A company that currently operates no ships on the North Atlantic trade route has submitted the low bid to haul Military Sealift Command cargo from the U.S. East Coast to Europe and the United Kingdom during the next six months.

Apex Marine Inc., a subsidiary of Apex Resources Inc. of Delaware, indicated it plans to enter the trans-Atlantic route with two ships that will charge the MSC $28.52 a ton to haul general cargo in containers 32 feet and over in length.The MSC contracts, awarded twice a year for six-month periods, are important for American-flag ship lines, which by law are entitled to carry such government cargoes. Ship lines use the military cargo either as a reliable base on which to add commercial shipments, or to top off commercial cargo.

The bidding for the next six-month period, April to September, is the first since Sea-Land Service Inc. acquired the 12 Econships formerly operated by United States Lines.

Sea-Land will operate the Econships, the largest containerships ever built, in the trans-Atlantic service. Nedlloyd Lines and Trans Freight Lines will charter space in the ships but as foreign-flag carriers will not be eligible for MSC cargo.

During the current six-month period Top Gallant Group was the low bidder and Sea-Land was second. Sea-Land's bid this time was the highest among the carriers on the East Coast/Europe & U.K. route.

Apex Marine, in business since 1977, operates nine tankers, five bulk carriers and one roll-on roll-off ship. As low bidder, Apex would be entitled to 75 percent of the available MSC cargo on the route. The runner-up in the bidding, Lykes Bros. Steamship Co., would be eligible for the remaining share.

However, since neither Apex nor Lykes is likely to have capacity to carry its full share, the other bidders also would share in the cargo.

Trailing Apex in the bidding on the Europe-U.K. route were Lykes Bros. Steamship Co. (with a rate of $29.64), Top Gallant ($30.06), Farrell Lines ($30.09), American Transport Lines ($33.05), and Sea-Land Service Inc. ($38.40).

Sea-Land had bid $38.40 a ton during the six months ending March 31. Topgallant had bid $22.68.

Like Apex, Farrell now has no vessels on the East Coast to Europe/UK service. Farrell, a long-established U.S.-flag operator, bid on trans-Atlantic cargo last year but did not obtain ships to use on the route.

The MSC accepted rates offered by 12 U.S.-flag common carrier operators and three contract carriers under container and shipping agreements under bidding for the April-September period in 1988.

The MSC said that for the fourth consecutive cycle since October 1986, container rates increased on all major routes, except on the U.S. East Coast to Western Mediterranean route.

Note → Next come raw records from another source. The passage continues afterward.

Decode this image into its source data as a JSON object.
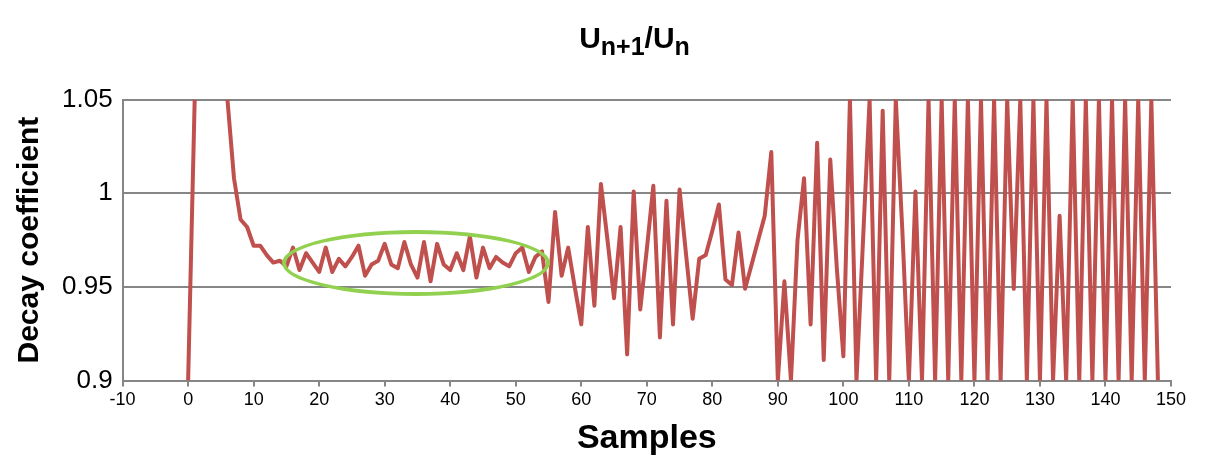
{
  "chart_data": {
    "type": "line",
    "title": "U$_{n+1}$/U$_{n}$",
    "xlabel": "Samples",
    "ylabel": "Decay coefficient",
    "x": [
      0,
      1,
      2,
      3,
      4,
      5,
      6,
      7,
      8,
      9,
      10,
      11,
      12,
      13,
      14,
      15,
      16,
      17,
      18,
      19,
      20,
      21,
      22,
      23,
      24,
      25,
      26,
      27,
      28,
      29,
      30,
      31,
      32,
      33,
      34,
      35,
      36,
      37,
      38,
      39,
      40,
      41,
      42,
      43,
      44,
      45,
      46,
      47,
      48,
      49,
      50,
      51,
      52,
      53,
      54,
      55,
      56,
      57,
      58,
      59,
      60,
      61,
      62,
      63,
      64,
      65,
      66,
      67,
      68,
      69,
      70,
      71,
      72,
      73,
      74,
      75,
      76,
      77,
      78,
      79,
      80,
      81,
      82,
      83,
      84,
      85,
      86,
      87,
      88,
      89,
      90,
      91,
      92,
      93,
      94,
      95,
      96,
      97,
      98,
      99,
      100,
      101,
      102,
      103,
      104,
      105,
      106,
      107,
      108,
      109,
      110,
      111,
      112,
      113,
      114,
      115,
      116,
      117,
      118,
      119,
      120,
      121,
      122,
      123,
      124,
      125,
      126,
      127,
      128,
      129,
      130,
      131,
      132,
      133,
      134,
      135,
      136,
      137,
      138,
      139,
      140,
      141,
      142,
      143,
      144,
      145,
      146,
      147,
      148
    ],
    "series": [
      {
        "color": "#c0504d",
        "values": [
          0.9,
          1.05,
          null,
          null,
          null,
          null,
          1.05,
          1.008,
          0.986,
          0.982,
          0.972,
          0.972,
          0.967,
          0.963,
          0.964,
          0.961,
          0.971,
          0.959,
          0.968,
          0.963,
          0.958,
          0.971,
          0.958,
          0.965,
          0.961,
          0.966,
          0.972,
          0.956,
          0.962,
          0.964,
          0.973,
          0.962,
          0.96,
          0.974,
          0.962,
          0.955,
          0.974,
          0.953,
          0.973,
          0.962,
          0.959,
          0.968,
          0.959,
          0.977,
          0.955,
          0.971,
          0.96,
          0.966,
          0.963,
          0.961,
          0.968,
          0.971,
          0.958,
          0.966,
          0.969,
          0.942,
          0.99,
          0.956,
          0.971,
          0.95,
          0.93,
          0.982,
          0.94,
          1.005,
          0.975,
          0.944,
          0.982,
          0.914,
          1.001,
          0.938,
          0.97,
          1.004,
          0.923,
          0.996,
          0.93,
          1.002,
          0.967,
          0.933,
          0.965,
          0.967,
          0.98,
          0.994,
          0.954,
          0.951,
          0.979,
          0.949,
          0.962,
          0.975,
          0.988,
          1.022,
          0.9,
          0.953,
          0.9,
          0.975,
          1.008,
          0.93,
          1.027,
          0.911,
          1.018,
          0.96,
          0.913,
          1.05,
          0.9,
          0.975,
          1.05,
          0.9,
          1.044,
          0.9,
          1.05,
          0.98,
          0.9,
          1.001,
          0.9,
          1.05,
          0.9,
          1.05,
          0.9,
          1.05,
          0.9,
          1.05,
          0.9,
          1.05,
          0.9,
          1.05,
          0.9,
          1.05,
          0.949,
          1.05,
          0.9,
          1.05,
          0.9,
          1.05,
          0.9,
          0.988,
          0.9,
          1.05,
          0.9,
          1.05,
          0.9,
          1.05,
          0.9,
          1.05,
          0.9,
          1.05,
          0.9,
          1.05,
          0.9,
          1.05,
          0.9
        ]
      }
    ],
    "xlim": [
      -10,
      150
    ],
    "xticks": [
      -10,
      0,
      10,
      20,
      30,
      40,
      50,
      60,
      70,
      80,
      90,
      100,
      110,
      120,
      130,
      140,
      150
    ],
    "ylim": [
      0.9,
      1.05
    ],
    "yticks": [
      0.9,
      0.95,
      1,
      1.05
    ],
    "grid": "y",
    "legend": false,
    "marker": "none",
    "line_style": "solid"
  }
}
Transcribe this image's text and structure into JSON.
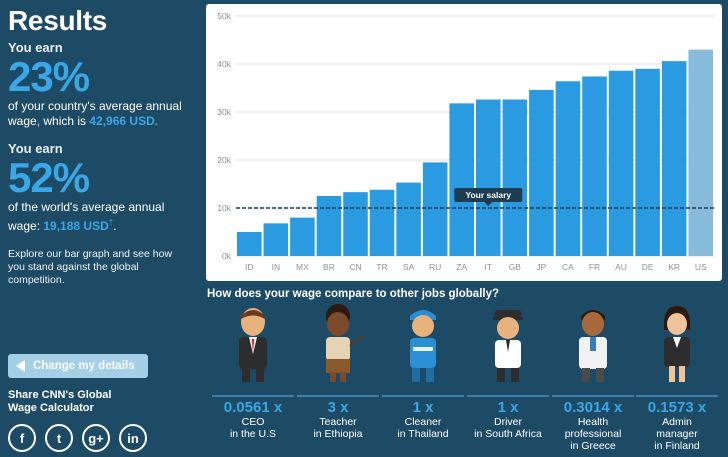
{
  "left": {
    "title": "Results",
    "earn1_label": "You earn",
    "earn1_pct": "23%",
    "earn1_desc_a": "of your country's average annual wage, which is ",
    "earn1_value": "42,966 USD",
    "earn1_desc_b": ".",
    "earn2_label": "You earn",
    "earn2_pct": "52%",
    "earn2_desc_a": "of the world's average annual wage: ",
    "earn2_value": "19,188 USD",
    "earn2_dagger": "†",
    "earn2_desc_b": ".",
    "explore": "Explore our bar graph and see how you stand against the global competition.",
    "change_button": "Change my details",
    "share": "Share CNN's Global Wage Calculator",
    "social_icons": [
      "facebook-icon",
      "twitter-icon",
      "googleplus-icon",
      "linkedin-icon"
    ],
    "social_glyphs": [
      "f",
      "t",
      "g+",
      "in"
    ]
  },
  "chart_data": {
    "type": "bar",
    "categories": [
      "ID",
      "IN",
      "MX",
      "BR",
      "CN",
      "TR",
      "SA",
      "RU",
      "ZA",
      "IT",
      "GB",
      "JP",
      "CA",
      "FR",
      "AU",
      "DE",
      "KR",
      "US"
    ],
    "values": [
      5000,
      6800,
      8000,
      12500,
      13300,
      13800,
      15300,
      19500,
      31800,
      32600,
      32600,
      34600,
      36400,
      37400,
      38600,
      39000,
      40600,
      43000
    ],
    "highlight_category": "US",
    "ylim": [
      0,
      50000
    ],
    "y_ticks": [
      0,
      10000,
      20000,
      30000,
      40000,
      50000
    ],
    "y_tick_labels": [
      "0k",
      "10k",
      "20k",
      "30k",
      "40k",
      "50k"
    ],
    "reference_line": {
      "value": 10000,
      "label": "Your salary"
    },
    "grid": true,
    "colors": {
      "bar": "#2a9be0",
      "highlight": "#86bcd9",
      "grid": "#d9dde0",
      "line": "#1d3d52"
    }
  },
  "compare": {
    "question": "How does your wage compare to other jobs globally?",
    "jobs": [
      {
        "multiplier": "0.0561 x",
        "line1": "CEO",
        "line2": "in the U.S",
        "line3": ""
      },
      {
        "multiplier": "3 x",
        "line1": "Teacher",
        "line2": "in Ethiopia",
        "line3": ""
      },
      {
        "multiplier": "1 x",
        "line1": "Cleaner",
        "line2": "in Thailand",
        "line3": ""
      },
      {
        "multiplier": "1 x",
        "line1": "Driver",
        "line2": "in South Africa",
        "line3": ""
      },
      {
        "multiplier": "0.3014 x",
        "line1": "Health",
        "line2": "professional",
        "line3": "in Greece"
      },
      {
        "multiplier": "0.1573 x",
        "line1": "Admin",
        "line2": "manager",
        "line3": "in Finland"
      }
    ]
  }
}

This is primarily the result of increased export cargo because of the weakened U.S. dollar, said the agency.

Ocean rates on containerized cargo increased overall by 4.2 percent, while breakbulk cargo increased 8.3 percent. On the Western Mediterranean segment, rates decreased an estimated 10.1 percent

During the next six-month cycle, which starts April 1, 2.4 million measurement tons, representing about $125 million in revenue including intermodal line hauls, will be shipped by the military on U.S. carriers, the command said.

Top Gallant was again the low bidder on the East Coast to Western Med route, at $21.95. But the big factor in the decrease in rates was Sea-Land, which lowered its rate by $15.05, to $19.65. Sea-Land was the second-lowest bidder on the route.

Other carriers, Lykes and Farrell, increased their rates slightly (Lykes

from $23.49 to $26.52 and Farrell from $25.78 to $27.71), while AmTrans entered the service with the third-lowest bid ($23.10).

Sea-Land was the low bidder in the four zones covered under the U.S. West Coast to Far East route: Korea, Okinawa, the Philippines and Japan.

The sealift command's rate agreements cover worldwide transportation of Department of Defense cargo.